Women's National Commission
- Crown status

Non-departmental public body (NDPB) overview
- Formed: 1969
- Dissolved: 31 December 2010
- Minister responsible: Harriet Harman, Minister for Women and Equalities;
- Non-departmental public body (NDPB) executive: Baroness Gould;
- Parent department: Government Equalities Office
- Website: www.thewnc.org.uk www.wnc.equalities.gov.uk

= Women's National Commission =

Defunct British public body

The Women's National Commission (often shortened to WNC) was an advisory non-departmental public body (NDPB) set up in 1969 by former Prime Minister Harold Wilson to advise the United Kingdom's government on women's views, and to act as an umbrella body for UK-based women's groups in their dealings with government.

Until the 1990s, it was run by an executive, as voted for by its 'partners'. These were women's groups that had applied for and gained formal membership, the number of groups allowed to become members was limited to fifty. The government appointed a co-chair to manage the body, together with the elected chair.

After a review of the organisation in the late 1990s, it was relaunched as an NDPB. The government gave up its permanent co-chair position and removed the limit on the number of partner organisations it could have affiliated. Partners then ceased to have a formal role in running the body. The Minister for Women then became responsible for appointing a board of Commissioners and a Chair, who would represent all partners and the wider women's movement.

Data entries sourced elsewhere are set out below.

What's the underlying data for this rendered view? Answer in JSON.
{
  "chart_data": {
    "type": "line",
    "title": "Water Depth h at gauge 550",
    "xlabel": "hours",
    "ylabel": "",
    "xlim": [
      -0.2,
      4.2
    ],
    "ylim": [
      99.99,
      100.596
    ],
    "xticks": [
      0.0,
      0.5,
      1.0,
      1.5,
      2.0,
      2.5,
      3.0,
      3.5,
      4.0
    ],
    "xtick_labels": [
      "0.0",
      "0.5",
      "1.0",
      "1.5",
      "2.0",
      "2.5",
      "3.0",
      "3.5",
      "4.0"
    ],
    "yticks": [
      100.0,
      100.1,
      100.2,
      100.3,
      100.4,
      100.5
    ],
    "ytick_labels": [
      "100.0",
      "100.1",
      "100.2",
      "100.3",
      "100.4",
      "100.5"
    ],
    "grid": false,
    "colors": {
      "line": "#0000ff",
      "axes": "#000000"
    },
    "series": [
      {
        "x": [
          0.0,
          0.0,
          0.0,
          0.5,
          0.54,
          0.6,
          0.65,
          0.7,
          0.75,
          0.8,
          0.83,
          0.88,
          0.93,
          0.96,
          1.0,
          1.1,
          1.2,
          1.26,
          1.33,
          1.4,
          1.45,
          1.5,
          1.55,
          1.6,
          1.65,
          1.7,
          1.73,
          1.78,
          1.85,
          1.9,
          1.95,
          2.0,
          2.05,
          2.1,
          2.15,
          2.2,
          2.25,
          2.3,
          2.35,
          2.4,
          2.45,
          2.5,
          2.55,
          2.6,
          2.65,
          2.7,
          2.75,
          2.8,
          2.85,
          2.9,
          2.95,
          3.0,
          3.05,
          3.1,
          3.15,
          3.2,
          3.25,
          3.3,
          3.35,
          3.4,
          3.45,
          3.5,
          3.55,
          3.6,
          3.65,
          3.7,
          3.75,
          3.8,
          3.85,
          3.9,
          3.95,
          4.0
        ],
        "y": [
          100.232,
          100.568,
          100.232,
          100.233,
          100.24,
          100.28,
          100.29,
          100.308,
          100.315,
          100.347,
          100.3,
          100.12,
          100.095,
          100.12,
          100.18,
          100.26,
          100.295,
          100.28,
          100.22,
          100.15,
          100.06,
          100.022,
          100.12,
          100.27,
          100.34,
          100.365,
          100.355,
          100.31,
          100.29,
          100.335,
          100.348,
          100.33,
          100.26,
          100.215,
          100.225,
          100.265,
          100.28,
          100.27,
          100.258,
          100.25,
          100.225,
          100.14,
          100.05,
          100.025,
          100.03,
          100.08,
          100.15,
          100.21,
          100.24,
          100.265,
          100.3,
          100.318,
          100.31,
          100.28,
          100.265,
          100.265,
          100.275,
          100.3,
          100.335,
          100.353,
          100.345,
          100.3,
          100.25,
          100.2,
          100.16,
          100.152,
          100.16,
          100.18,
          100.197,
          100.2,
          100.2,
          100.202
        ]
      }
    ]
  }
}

In July 2007, Harriet Harman, the newly appointed Minister for Women, announced that it would have a new role in consulting with women, to discover what they felt she should be doing as Minister. In October 2010, it was announced that the WNC would close on 31 December 2010 as part of the review of all NDPBs by the UK Government. It has now closed. A "legacy document" has been published to show the work that it had undertaken.